The Impact of an Effective Offer to Settle on Legal Costs

Ontario operates on a “loser pays” civil legal system. At the conclusion of trial (or a motion or application) the successful party can expect the presiding judge to order the unsuccessful party to pay a portion of the successful party’s legal costs. While awarding costs is always in the discretion of the presiding judge, as a rule of thumb litigants can expect to receive a cost award that reflects 40% – 70% of the fees they actually incurred.

Our Rules of Civil Procedure also provide a mechanism to encourage the acceptance of reasonable offers to settle. A party can make an offer to settle and leave the offer open until the commencement of the hearing. If the other party does not accept the offer, and obtains a result at the hearing that is less favorable than was contained in the offer, the impact on costs can be dramatic.

The power of these types of offers was illustrated in a Superior Court of Justice decision released last week where the plaintiffs were successful both in obtaining judgment and in defending the counterclaim, but nevertheless ended up writing a cheque to the defendant.

The case dealt with a motor vehicle accident and a derivative claim under the Family Law Act (both are areas of law which I profess to know nothing about). The plaintiff who was injured in the accident was awarded $10,000 in general damages from the jury. His co-plaintiff family member was awarded $1,000 for Family Law Act damages by the jury. Neither of these sums were recoverable as they did not exceed the Insurance Act threshold.

The plaintiff injured in the accident was also awarded $10,400 for loss of income and $2,475 in prejudgment interest. The total (recoverable) amount awarded was thus $12,875 before costs. The defendant had counterclaimed for contribution and indemnity, claiming that he was not the sole cause of the injuries. The defendant lost his counterclaim outright. As such, the defendant lost both the main action and the counterclaim and was ordered to pay $12,875 to the plaintiff.

However, back in 2011 the defendant offered to settle the lawsuit by paying $13,500 plus legal costs to the date of the offer. This offer was left open until the start of trial and was not accepted by the plaintiffs.
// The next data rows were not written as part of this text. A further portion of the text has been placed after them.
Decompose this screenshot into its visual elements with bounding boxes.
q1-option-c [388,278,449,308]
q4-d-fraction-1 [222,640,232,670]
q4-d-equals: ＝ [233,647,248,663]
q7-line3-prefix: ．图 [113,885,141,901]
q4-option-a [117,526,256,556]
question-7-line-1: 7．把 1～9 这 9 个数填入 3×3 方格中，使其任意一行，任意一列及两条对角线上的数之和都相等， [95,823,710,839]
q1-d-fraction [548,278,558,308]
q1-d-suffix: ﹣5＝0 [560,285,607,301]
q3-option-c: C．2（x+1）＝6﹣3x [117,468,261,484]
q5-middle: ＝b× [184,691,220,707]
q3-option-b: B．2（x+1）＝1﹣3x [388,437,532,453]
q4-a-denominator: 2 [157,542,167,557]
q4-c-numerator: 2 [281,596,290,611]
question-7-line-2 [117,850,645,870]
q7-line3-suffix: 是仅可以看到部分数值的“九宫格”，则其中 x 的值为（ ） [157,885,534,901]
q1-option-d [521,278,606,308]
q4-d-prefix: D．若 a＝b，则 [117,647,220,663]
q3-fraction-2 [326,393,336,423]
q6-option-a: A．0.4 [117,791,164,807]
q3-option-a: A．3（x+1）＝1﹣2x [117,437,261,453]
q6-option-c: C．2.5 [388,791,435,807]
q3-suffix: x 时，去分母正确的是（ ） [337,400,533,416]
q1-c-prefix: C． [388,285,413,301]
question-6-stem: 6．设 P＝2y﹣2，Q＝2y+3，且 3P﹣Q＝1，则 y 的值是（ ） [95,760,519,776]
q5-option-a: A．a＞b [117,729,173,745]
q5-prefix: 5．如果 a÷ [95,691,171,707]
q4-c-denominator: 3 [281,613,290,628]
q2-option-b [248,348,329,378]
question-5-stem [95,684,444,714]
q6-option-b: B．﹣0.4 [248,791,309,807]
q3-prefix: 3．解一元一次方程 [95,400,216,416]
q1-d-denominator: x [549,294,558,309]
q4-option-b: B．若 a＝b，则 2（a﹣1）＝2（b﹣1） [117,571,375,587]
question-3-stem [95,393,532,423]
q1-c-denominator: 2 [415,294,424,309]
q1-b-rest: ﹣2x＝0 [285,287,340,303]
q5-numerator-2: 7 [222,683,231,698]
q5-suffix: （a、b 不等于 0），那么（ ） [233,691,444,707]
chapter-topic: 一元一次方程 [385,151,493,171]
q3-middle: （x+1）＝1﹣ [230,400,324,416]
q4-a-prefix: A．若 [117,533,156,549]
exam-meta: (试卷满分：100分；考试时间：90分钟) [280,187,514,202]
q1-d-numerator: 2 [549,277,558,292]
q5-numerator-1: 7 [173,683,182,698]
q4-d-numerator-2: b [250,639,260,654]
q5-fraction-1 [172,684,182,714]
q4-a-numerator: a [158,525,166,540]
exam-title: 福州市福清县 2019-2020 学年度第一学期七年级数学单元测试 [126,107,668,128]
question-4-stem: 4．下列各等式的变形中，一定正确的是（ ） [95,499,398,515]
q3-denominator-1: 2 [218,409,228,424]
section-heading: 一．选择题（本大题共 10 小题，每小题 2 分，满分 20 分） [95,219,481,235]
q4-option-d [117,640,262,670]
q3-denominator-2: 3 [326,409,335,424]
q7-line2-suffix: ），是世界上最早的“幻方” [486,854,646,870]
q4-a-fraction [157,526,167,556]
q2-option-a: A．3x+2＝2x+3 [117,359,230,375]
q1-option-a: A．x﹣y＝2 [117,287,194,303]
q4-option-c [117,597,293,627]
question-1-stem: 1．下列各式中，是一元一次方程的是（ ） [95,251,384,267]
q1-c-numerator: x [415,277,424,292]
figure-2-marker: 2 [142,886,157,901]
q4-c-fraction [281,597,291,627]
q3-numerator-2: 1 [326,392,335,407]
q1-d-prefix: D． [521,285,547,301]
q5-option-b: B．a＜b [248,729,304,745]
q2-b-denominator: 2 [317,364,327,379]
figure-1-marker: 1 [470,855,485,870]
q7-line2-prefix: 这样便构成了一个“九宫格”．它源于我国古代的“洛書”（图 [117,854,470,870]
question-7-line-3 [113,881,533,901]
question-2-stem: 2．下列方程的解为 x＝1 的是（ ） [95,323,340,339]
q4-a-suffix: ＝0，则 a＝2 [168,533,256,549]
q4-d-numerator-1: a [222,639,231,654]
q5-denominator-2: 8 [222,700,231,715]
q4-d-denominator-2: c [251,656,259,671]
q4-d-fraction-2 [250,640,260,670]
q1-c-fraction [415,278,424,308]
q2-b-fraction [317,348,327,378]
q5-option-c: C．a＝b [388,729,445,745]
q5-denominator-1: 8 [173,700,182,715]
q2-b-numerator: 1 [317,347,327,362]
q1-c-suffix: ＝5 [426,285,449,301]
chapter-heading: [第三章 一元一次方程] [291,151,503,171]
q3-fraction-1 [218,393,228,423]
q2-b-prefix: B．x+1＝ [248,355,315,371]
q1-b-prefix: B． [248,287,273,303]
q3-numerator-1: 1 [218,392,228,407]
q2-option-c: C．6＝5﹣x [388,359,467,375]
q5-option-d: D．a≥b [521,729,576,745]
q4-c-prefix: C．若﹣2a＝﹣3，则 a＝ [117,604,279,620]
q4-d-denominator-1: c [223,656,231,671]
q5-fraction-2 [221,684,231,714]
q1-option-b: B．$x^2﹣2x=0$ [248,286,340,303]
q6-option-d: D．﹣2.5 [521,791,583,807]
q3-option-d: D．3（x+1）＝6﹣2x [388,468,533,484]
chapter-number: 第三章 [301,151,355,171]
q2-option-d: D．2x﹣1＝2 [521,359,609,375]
In the normal course, the plaintiffs would have received $12,875, plus their costs of the lawsuit, and the costs of successfully defending the counterclaim. However, as a result of the defendant’s offer to settle, which was a mere $625 more favorable than the result obtained by the plaintiffs at trial, the following orders were made:

(a) the defendant was ordered to pay $20,000 towards the plaintiffs’ legal costs from the start of the lawsuit in 2004 up to the date of the defendant’s offer in 2011;

(b) the defendant was ordered to pay $30,000 towards the plaintiffs’ legal costs in defending the counterclaim; and

(c) the plaintiffs were ordered to pay $75,000 towards the defendant’s legal costs from the date the offer was made in 2011 though to the conclusion of trial.

The result is that even though the plaintiffs were completely successful on liability in both their claim and in defending the counterclaim, they had to write a cheque for over $12,000 to the defendant.

While the result may seem unfair to some, had the plaintiffs accepted the defendant’s offer to settle, both sides would have been spared a year of time and expense and our legal system, which is greatly overburdened, would have been spared 10 trial days, plus the judicial time put into the file leading up to the trial. 


  1. As much as I want to cut in half the majority of my sanctimonious clients who are resistant to a negotiated settlement. This holding is a mess that is going to have me having to amplify my efforts to coax settlement from clients. I have lost clients who did not agree that sacrificing approx $1k in order to obtain settlement was a worthy concession. Am I wrong? Basically now I’ll be negligent if I don’t prostrate myself and offer to rebate fees to cajole a client to settle when the negotiations bring the figures into range of each other.